The effectiveness of self-regulation of the Internet Service Providers industry was originally monitored on behalf of Government by the Internet Advisory Board, established in February 2000 by the Department of Justice, Equality and Law Reform. This was replaced in 2007 by the Office for Internet Safety (OIS), a section also within the Department of Justice, Equality & Law Reform, to bring about greater cohesion across Government departments and bodies and provide for a more effective and transparent enforcement structure in relation to the ISPAI's Code of Practice and Ethics. The OIS now oversees the Hotline's procedures.
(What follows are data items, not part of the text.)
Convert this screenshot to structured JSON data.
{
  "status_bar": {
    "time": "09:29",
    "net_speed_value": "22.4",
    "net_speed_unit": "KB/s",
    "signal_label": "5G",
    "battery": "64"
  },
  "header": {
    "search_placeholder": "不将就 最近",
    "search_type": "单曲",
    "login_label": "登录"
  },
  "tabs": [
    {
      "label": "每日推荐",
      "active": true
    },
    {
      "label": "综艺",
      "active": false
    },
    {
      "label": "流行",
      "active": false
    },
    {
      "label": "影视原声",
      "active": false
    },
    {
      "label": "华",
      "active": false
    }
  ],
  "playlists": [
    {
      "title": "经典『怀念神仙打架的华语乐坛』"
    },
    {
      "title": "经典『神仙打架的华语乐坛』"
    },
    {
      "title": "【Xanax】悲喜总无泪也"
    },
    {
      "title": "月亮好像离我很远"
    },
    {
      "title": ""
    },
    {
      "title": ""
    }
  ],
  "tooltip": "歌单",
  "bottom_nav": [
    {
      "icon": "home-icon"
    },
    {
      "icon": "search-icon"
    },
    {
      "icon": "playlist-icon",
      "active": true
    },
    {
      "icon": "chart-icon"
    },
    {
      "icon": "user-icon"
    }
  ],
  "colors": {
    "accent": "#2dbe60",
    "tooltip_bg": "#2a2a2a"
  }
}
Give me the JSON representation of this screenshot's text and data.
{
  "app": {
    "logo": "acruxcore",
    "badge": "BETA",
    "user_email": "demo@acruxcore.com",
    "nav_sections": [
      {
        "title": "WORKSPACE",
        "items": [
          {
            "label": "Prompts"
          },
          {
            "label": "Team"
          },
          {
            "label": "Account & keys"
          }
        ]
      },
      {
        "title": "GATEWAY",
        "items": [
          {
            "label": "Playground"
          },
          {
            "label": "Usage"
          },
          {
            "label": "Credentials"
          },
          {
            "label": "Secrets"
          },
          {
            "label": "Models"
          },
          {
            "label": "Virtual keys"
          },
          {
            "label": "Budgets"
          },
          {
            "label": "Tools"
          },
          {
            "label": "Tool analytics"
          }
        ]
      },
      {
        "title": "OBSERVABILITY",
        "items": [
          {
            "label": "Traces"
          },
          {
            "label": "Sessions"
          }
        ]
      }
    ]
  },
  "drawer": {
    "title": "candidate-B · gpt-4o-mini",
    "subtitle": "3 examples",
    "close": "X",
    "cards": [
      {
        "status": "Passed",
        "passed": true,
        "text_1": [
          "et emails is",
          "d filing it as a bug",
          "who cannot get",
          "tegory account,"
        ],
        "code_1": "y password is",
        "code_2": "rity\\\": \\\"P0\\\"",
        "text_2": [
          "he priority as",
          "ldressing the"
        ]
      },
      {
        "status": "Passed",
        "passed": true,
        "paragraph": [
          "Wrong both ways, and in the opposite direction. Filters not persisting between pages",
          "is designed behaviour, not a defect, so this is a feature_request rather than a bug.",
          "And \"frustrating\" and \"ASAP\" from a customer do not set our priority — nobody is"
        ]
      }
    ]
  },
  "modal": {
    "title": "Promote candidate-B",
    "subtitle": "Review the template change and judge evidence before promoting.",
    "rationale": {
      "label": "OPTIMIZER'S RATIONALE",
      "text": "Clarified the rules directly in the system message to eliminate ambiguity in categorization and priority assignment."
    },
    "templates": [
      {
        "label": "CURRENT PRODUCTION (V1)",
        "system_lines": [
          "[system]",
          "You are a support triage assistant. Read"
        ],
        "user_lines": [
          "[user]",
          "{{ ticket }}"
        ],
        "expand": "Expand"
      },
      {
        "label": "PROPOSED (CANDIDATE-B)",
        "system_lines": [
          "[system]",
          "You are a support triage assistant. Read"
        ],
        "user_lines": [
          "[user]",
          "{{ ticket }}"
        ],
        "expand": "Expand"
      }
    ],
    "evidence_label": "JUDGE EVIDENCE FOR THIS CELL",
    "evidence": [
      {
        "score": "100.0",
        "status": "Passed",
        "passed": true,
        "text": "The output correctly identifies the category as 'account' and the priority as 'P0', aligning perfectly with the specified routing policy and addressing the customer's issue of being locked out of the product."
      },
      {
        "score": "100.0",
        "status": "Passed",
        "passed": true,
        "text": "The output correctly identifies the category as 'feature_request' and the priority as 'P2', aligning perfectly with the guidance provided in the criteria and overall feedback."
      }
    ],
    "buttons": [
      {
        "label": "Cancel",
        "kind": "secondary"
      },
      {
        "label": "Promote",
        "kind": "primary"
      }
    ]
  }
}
Hotline.ie would not exist without the commitment of the ISPAI members. These are ISPs providing public Internet services in Ireland who take the interests of their customers and Internet safety seriously by financially supporting the Hotline. At present there are 23 members who support the Hotline.ie: Eircom, BT Ireland, O_{2}, Vodafone, HEAtnet, Verizon, Irish Broadband, Virgin Media Ireland, Google, Maxer Host, Meteor, Irish Domains, Clearwire, Blacknight, Hutchinson 3G Ireland, Bitbuzz, EuroKom, Smart telecom, MyHost, Hosting Ireland, Perlico, Satellite Broadband, and Strencom.

The Internet Service Providers' Association of Ireland provides funding for the Hotline with the assistance of the European Commission.

The Safer Internet plus Programme of the European Commission (EC) has been instrumental in developing the Hotline network in Europe. Hotline.ie has benefited from project funding since this programme was initiated in 2000. In 2006 the Hotline was successful in attracting European Commission continued funding running from March 2006 for 2 years and providing 50% of eligible operating costs under the Safer Internet Programme.

Hotline.ie has run visibility events to promote Internet safety issues and the importance of making reports to combat the prevalence of illegal content on the Internet. The Hotline has participated and contributed to various forums like the National Parents’ Council (Department of Education) and the High-Tech Crime Forum (Irish Banking Federation) with the view to developing safer internet initiatives. It has also provided support and speakers for events run by educational organisations, industry associations and child welfare organisations. In addition, Hotline.ie has provided training to staff of other INHOPE member hotlines and hosted fact finding missions from foreign law enforcement and government representatives, such as Australia, France and the Netherlands. Interviews regarding the working of the Hotline are regularly given on TV, radio and the written press.
It is vital that all relevant agencies work together to promote Internet safety and provide a safer Internet environment for all.